In building my fantasy world, I spent a lot of time thinking about how society would react to the sudden and indisputable emergence of paranormal beings in their midst. Kane's activist group was one thing--it could easily be dismissed as a bunch of crackpots. (Can you imagine? "Hi, I'm a werewolf. No, really. Prove it? Believe me, you wouldn't want to be around if I did." I mean, how fast would you end that conversation?) But the rising of the zombies couldn't be ignored. Boston had to adjust--and adjust fast.

When the plague victims rose from the dead, it seemed to me that people's first reaction would be relief, even jubilation. A large-scale tragedy had been reversed, friends and loved ones snatched back from the grave. But the joy would be tempered by caution. Surely this repulsive creature couldn't really be Mom or Dad or that nice lady from next door or the kids' soccer coach. Could a human end up looking like a zombie if the newly risen got too close? And were those really werewolves and vampires and other ... monsters ... working in the quarantine zone? And so caution turned to fear. And from fear arose the desire to control.

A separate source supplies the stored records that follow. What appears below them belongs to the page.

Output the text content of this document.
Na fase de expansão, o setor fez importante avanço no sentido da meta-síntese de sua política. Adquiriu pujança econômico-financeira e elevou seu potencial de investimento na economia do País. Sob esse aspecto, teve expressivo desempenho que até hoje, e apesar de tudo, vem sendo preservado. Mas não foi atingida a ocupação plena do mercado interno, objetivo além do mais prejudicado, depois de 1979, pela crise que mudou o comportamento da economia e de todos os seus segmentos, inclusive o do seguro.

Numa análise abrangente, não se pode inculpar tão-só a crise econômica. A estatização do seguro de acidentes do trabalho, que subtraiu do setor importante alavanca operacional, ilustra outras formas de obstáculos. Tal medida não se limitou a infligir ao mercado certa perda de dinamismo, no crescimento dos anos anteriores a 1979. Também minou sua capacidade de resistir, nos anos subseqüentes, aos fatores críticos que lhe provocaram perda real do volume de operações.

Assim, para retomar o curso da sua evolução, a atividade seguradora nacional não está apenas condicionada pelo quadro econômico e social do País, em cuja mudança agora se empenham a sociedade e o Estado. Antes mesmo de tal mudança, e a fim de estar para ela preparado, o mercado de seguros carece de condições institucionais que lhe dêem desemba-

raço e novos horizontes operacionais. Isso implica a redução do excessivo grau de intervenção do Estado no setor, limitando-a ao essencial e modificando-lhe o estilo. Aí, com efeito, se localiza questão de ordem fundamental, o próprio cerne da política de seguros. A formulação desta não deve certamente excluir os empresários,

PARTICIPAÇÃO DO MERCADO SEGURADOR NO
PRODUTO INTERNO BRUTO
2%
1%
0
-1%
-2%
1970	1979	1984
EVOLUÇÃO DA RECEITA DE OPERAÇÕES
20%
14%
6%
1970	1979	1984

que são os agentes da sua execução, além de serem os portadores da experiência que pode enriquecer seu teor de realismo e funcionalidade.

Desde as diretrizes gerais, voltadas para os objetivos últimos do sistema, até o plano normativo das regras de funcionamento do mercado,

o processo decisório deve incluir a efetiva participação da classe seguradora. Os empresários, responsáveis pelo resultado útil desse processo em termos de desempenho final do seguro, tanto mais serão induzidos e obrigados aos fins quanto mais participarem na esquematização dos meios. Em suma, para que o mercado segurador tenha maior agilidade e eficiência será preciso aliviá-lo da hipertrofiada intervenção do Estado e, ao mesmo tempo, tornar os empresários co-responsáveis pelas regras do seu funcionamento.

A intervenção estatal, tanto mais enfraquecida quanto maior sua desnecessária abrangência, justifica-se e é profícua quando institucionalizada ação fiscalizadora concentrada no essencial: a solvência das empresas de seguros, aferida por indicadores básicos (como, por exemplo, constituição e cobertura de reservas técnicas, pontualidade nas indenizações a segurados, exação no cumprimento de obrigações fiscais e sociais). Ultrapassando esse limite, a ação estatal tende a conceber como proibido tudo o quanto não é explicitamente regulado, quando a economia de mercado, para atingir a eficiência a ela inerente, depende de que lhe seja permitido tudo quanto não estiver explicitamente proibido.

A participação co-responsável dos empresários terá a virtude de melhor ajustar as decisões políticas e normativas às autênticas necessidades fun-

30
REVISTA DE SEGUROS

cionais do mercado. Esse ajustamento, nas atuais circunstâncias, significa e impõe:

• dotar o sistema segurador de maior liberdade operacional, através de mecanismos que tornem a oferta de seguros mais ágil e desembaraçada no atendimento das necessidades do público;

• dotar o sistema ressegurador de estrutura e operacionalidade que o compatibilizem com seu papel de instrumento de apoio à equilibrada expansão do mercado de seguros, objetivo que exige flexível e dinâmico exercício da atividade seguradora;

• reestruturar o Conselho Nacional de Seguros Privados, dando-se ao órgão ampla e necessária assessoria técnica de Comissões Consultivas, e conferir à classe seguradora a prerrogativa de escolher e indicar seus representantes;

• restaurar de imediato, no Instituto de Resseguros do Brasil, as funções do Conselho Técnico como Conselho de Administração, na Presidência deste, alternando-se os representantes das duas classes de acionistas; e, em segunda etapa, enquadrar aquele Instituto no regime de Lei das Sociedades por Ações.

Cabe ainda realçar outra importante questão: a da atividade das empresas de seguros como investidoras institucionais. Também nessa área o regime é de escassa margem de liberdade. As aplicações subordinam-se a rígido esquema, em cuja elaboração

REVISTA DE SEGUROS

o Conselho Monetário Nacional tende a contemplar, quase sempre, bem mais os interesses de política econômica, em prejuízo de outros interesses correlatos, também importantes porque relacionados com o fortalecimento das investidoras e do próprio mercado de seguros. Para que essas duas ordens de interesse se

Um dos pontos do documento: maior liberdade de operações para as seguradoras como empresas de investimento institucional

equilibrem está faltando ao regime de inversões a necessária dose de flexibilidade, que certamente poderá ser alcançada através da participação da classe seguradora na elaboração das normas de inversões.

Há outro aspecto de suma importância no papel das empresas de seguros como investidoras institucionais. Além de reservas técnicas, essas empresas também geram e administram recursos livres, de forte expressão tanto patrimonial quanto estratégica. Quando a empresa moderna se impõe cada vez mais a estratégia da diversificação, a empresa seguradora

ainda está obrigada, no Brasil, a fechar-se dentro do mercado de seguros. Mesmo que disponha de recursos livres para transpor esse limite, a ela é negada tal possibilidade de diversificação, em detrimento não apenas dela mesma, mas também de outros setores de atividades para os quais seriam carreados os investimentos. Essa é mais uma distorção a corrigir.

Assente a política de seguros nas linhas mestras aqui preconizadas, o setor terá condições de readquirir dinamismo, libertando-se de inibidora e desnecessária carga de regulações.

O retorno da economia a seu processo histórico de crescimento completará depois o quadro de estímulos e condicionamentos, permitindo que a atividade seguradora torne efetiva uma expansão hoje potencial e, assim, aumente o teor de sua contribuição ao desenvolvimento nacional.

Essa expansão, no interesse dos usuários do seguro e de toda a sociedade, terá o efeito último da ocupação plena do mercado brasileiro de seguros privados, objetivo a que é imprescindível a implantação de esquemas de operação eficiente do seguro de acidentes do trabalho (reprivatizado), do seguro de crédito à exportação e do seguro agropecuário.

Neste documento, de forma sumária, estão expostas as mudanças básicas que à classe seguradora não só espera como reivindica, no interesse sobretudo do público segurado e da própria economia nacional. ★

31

At the time the events of Deadtown take place, the former quarantine zone is surrounded by electrified fencing. There are checkpoints into human-controlled Boston and into Deadtown itself; the block in between is a no-man's-land called the New Combat Zone, lined with rough bars where adventure-seeking humans mingle with the monsters. All paranormals are required to carry identification cards, and zombies can't leave Deadtown unless they're accompanied by someone who has a permit to take them out. Humans have created Deadtown in an attempt to keep the monsters at bay. And Kane's focus has switched from getting humans to acknowledge the monsters to fighting for paranormal rights.

People have always had a tendency to contain what they fear and label it as "Other." Deadtown takes you behind the wall and into the world of those Others.